I have enjoyed Carter's three previous thrillers featuring black lawyers & academics and richly drawn characters in a broad landscape. He should have stayed with a winning formula and an environment he knows but instead turned to the world of spies and financial fraud to write what he described as a "short, straightforward page turner". Would that it were!
The book opens with protagonist Beck DeForde driving to the deathbed of former CIA Director Jericho Ainsley, who had ruined his career fifteen years earlier as a result of a scandalous love affair with her at Princeton when she was a sophomore and he was a married professor. Carter attempts to establish an atmosphere of suspense with suspicious vans and helicopters hovering around Jericho's home, bodies of slaughtered animals left outside the door, the death of Ainsley's longtime caretaker under mysterious circumstances, and a multitude of visitors appearing at the door with motives unknown. Over this all hover Ainsley's two crone-like daughters (one of whom is a former interrogator for the CIA who is now an Episcopal nun) exuding a general atmosphere of hostility towards one and all. Ainsley claims to have secrets that powerful forces are prepared to kill to hide or steal, and he tries to enlist Beck to help him, although he can't quite get around to telling her what he wants her to do. There is also the strong belief by many of the characters that Ainsley is mentally ill and is making up the secrets he purports to have. As a set-up to a suspense story, this sounds fine, but after 93 pages and nine chapters I found myself screaming internally, "Okay, okay, so get on with it!" The pace is plodding.

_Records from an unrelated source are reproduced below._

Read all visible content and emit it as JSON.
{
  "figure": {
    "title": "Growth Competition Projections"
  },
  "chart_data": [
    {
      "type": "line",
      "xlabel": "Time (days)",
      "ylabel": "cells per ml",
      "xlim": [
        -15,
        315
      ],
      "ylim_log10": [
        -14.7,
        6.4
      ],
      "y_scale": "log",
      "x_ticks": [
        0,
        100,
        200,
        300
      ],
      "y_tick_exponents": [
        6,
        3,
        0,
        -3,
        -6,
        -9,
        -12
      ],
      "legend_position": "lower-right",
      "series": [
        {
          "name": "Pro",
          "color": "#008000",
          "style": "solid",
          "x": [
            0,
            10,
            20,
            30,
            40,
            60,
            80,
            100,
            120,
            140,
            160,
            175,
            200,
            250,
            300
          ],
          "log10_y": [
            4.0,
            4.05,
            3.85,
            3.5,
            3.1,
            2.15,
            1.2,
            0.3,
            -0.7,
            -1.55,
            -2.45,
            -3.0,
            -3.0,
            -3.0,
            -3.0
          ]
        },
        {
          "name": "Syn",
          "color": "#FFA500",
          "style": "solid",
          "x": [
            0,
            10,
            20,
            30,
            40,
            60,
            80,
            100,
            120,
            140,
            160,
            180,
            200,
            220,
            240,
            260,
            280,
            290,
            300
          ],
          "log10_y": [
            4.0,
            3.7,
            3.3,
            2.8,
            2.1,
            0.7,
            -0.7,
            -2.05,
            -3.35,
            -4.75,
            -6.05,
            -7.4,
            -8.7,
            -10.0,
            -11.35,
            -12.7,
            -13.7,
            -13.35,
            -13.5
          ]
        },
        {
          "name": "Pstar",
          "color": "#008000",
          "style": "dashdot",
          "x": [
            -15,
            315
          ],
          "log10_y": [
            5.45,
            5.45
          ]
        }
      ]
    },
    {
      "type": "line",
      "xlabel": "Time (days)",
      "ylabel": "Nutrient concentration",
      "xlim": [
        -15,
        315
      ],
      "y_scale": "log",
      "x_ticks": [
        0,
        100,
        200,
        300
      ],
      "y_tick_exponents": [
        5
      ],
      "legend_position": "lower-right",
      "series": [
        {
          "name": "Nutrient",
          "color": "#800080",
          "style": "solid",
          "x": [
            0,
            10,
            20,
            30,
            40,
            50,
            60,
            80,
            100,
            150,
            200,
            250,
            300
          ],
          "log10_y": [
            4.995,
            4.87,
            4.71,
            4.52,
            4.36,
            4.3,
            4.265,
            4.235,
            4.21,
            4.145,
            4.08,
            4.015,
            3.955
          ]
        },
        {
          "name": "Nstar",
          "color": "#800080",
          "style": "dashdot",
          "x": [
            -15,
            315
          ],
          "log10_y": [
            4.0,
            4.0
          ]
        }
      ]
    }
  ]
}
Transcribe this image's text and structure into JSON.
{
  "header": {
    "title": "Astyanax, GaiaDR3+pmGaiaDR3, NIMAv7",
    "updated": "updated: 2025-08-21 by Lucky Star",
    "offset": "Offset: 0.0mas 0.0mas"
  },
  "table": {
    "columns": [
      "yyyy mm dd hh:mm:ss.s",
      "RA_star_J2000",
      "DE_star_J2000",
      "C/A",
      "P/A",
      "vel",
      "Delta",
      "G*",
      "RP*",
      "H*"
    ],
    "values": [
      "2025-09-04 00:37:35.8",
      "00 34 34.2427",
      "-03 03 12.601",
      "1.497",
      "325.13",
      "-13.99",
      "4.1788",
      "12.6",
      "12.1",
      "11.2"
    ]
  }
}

When he does get on with it, the plot is thin, not very credible, and ultimately unsatisfying. The actions of many of the characters, including Beck, seem inadequately motivated, which makes them less interesting than in Carter's earlier books.
A good example of the lack of credibility occurs early in the book. Beck remembers an incident fifteen years earlier when three CIA security men invaded Jericho's home, apparently while he & Beck were making love, and dragged her off to be interrogated for an hour and a half, refusing to allow her to get dressed and asking her questions like the name of her fifth-grade Spanish teacher. I simply cannot believe this kind of thing would happen to current (or past) lovers of the former Director of the CIA (despite the fantasies of novelists and moviemakers), certainly not without SERIOUS provocation, and, if it had, said former director of the CIA would have assured that serious consequences would have followed. Beck also recalls unexpected visits from the CIA office of security for years after her relationship with Ainsley had stopped, including "once, they surprised her during lunch on a Caribbean cruise. Another time they showed up at a pub in Edinburgh". As a former federal employee, I am extremely skeptical that even CIA security officers have travel policies liberal enough to permit this kind of boondoggle without substantial justification.
Carter can write good thrillers. I hope in his next book he will return to his roots and write what he does well. Until then I would recommend you try one of his earlier works or find another diversion for your summer reading.